There will also be practical considerations regarding distribution. “There are some vaccines that need to be shipped and held at minus 70 [degrees Celsius]. That obviously changes the various scenarios we might consider,” said Dr. Bell. “The next steps for the ACIP are to continue to build a scientific understanding of the epidemiology of the outbreak and of risk groups—modeling the impact of various vaccination strategies, which we've been doing quite a bit of, and interpreting clinical trials safety data, and continuing to strengthen our plans for postmarketing safety monitoring.”
She reiterated the importance of practicing physicians in that monitoring and charged her listeners with some additional tasks. “Public confidence is key to success of any vaccination program … and you can talk to your patients, answer their questions, validate their concerns, and inspire trust and confidence,” Dr. Bell said. She also encouraged clinicians to be prepared to collaborate closely with state and local public health departments on vaccination efforts.
A representative of one such department was the closing speaker of the forum. Rachel Levine, MD, secretary of the Pennsylvania Department of Health, addressed the politics of COVID-19 vaccination.
“This extreme political environment poses a challenge to the effective development, and then the effective distribution and administration, of a vaccine,” she said. “One thing that we all have agreed upon—local public health officials, state public health officials, and federal public health officials—is that there should not be the politicization of COVID-19 response and should not be politicization of the vaccine. And that's what we're going to work for.”

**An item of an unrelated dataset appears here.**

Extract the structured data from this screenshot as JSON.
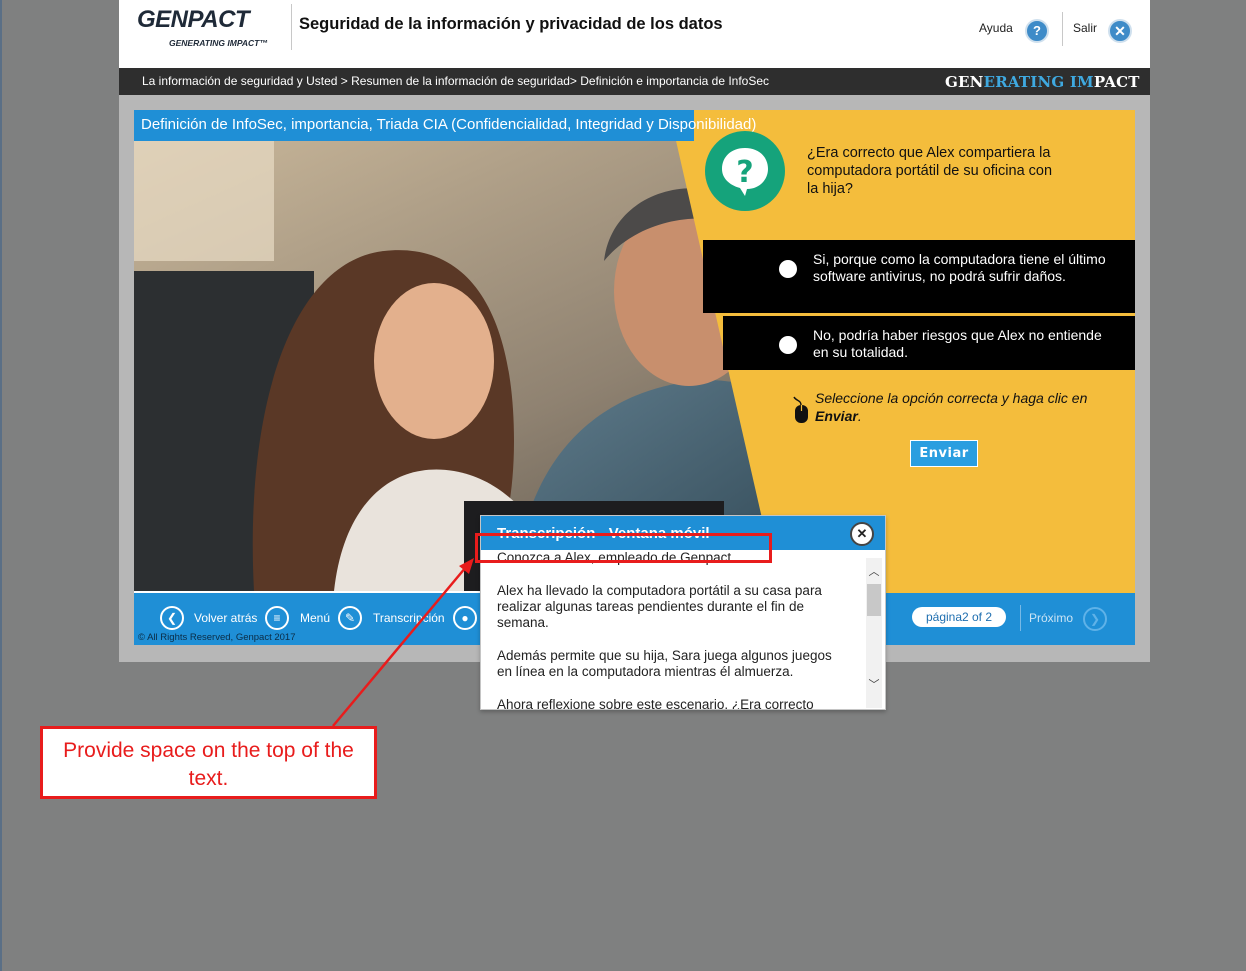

In addition to the problem of longstanding hesitancy or opposition regarding vaccines generally, health officials will have to combat public concerns about the speed with which these vaccines are being developed by providing transparent, apolitical information, she noted. There will also be the opposite challenges that more people will want vaccination than can get it immediately and that many will expect to be able to discontinue all other mitigation measures as soon as a vaccine is available, Dr. Levine said.
Like ACIP, the state has experts working on plans for prioritization, as well as distribution, and they will be engaging practicing clinicians. “We're going to be working with the whole spectrum of our health care environment in Pennsylvania. We'll be working with hospitals and health systems. We're going to be working with private physicians,” said Dr. Levine. “That collaboration on the ground will be so important.”